Truth is, if cannabis helps you with sleep, then it doesn’t matter what comes out in conflicting studies, just use what works for you. And if delta-9 doesn’t do the job, there are tons of other cannabis compounds to try, like delta-8 THC, THCV, and CBN which is used in many sleep medications. The cannabinoids market is an ever-expanding unregulated offering that can be bought anywhere, making it convenient for those in illegal locations. We’ve got tons of great deals for products to try in time for the holidays, so go ahead and start your shopping today. Make sure to subscribe to The THC Weekly Newsletter. Also save big on Delta 8, Delta 9 THC, Delta-10 THC, THCO, THCV, THCP & HHC products by checking out our “Best-of” lists!
The study in question
In December 2021, the study Recent cannabis use and nightly sleep duration in adults: a population analysis of the NHANES from 2005 to 2018, was published in the magazine Regional Anesthesia & Pain Medicine. The aim of the study was to “determine the relationship between cannabis use and nightly sleep duration in a nationally representative dataset.” What data set was used? Already collected data that was not collected for this particular study. The information used comes from National Health and Nutrition Examination Survey (NHANES) data from 2005 to 2018.

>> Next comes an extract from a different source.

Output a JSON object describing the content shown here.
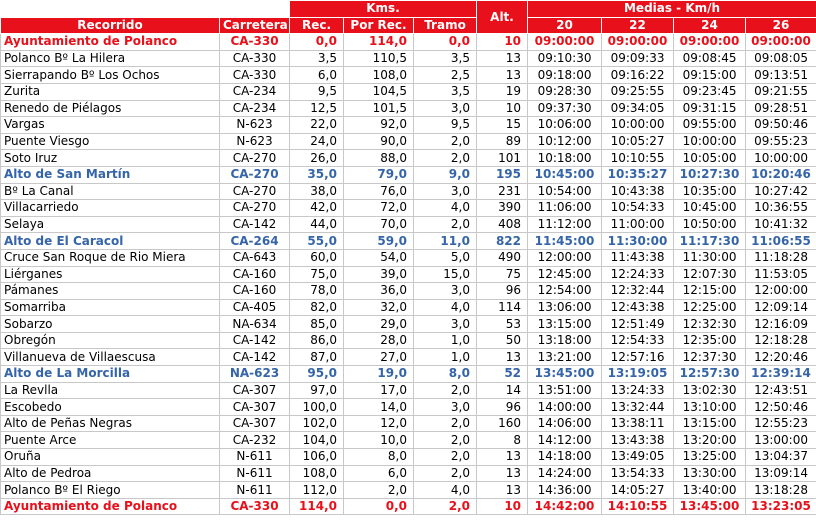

The reason I make a big deal about where the information came from, is because, what this means is that the researchers pulled data from a survey unrelated to what they were studying. They spoke to none of the respondents in the study, as it was conducted for other purposes, and controlled for literally no information, like prior sleep issues, other drug use, mental health issues, and familial health histories.

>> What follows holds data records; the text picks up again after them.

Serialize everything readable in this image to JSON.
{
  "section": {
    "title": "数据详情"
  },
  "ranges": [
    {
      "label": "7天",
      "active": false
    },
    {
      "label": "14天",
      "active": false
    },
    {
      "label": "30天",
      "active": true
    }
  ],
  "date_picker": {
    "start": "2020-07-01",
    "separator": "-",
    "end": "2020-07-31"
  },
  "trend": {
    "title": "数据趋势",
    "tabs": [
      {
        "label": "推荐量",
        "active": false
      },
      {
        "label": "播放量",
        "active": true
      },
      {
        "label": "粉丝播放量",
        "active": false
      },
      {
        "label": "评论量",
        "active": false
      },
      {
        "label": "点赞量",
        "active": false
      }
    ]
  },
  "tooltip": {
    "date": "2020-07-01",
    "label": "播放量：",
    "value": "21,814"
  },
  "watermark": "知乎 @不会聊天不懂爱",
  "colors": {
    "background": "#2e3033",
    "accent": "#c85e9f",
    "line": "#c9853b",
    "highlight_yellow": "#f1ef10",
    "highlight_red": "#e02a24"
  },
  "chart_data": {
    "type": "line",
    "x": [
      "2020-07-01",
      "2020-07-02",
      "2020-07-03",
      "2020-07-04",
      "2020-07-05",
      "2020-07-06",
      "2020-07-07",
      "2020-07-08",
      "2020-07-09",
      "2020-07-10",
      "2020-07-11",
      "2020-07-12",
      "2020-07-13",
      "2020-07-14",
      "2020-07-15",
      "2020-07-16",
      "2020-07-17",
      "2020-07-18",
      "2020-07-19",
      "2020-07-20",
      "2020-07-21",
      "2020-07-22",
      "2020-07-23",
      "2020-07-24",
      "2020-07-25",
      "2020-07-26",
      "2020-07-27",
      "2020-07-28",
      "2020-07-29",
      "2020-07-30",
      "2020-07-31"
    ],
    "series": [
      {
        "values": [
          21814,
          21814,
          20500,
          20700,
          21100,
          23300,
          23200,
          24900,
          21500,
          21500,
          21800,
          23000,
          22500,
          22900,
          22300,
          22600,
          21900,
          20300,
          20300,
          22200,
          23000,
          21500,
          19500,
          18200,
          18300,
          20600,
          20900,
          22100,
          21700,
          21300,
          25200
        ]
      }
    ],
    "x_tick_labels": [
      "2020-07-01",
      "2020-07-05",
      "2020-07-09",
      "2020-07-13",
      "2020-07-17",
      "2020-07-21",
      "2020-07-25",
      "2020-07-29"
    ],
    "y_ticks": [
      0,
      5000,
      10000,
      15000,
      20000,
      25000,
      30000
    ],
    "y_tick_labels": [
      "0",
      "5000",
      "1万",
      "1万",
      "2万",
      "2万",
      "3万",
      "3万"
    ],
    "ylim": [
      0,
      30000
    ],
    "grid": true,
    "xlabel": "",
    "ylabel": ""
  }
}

What the researchers did was to group survey respondents (covering approximately 146 million US adults) in two categories based on whether they reported cannabis use in the past 30 days, or not. Then, sleep patterns were examined between the two groups, with each being put into the category of short (less than 6 hours), optimal (6-9 hours), and long (9 hours and up). The study did adjust for sociodemographic and some health-related co-variates, although only what could have already been collected. As the health survey taken from was not designed to answer the questions in the cannabis study, it cannot be expected that relevant covariates were accounted for.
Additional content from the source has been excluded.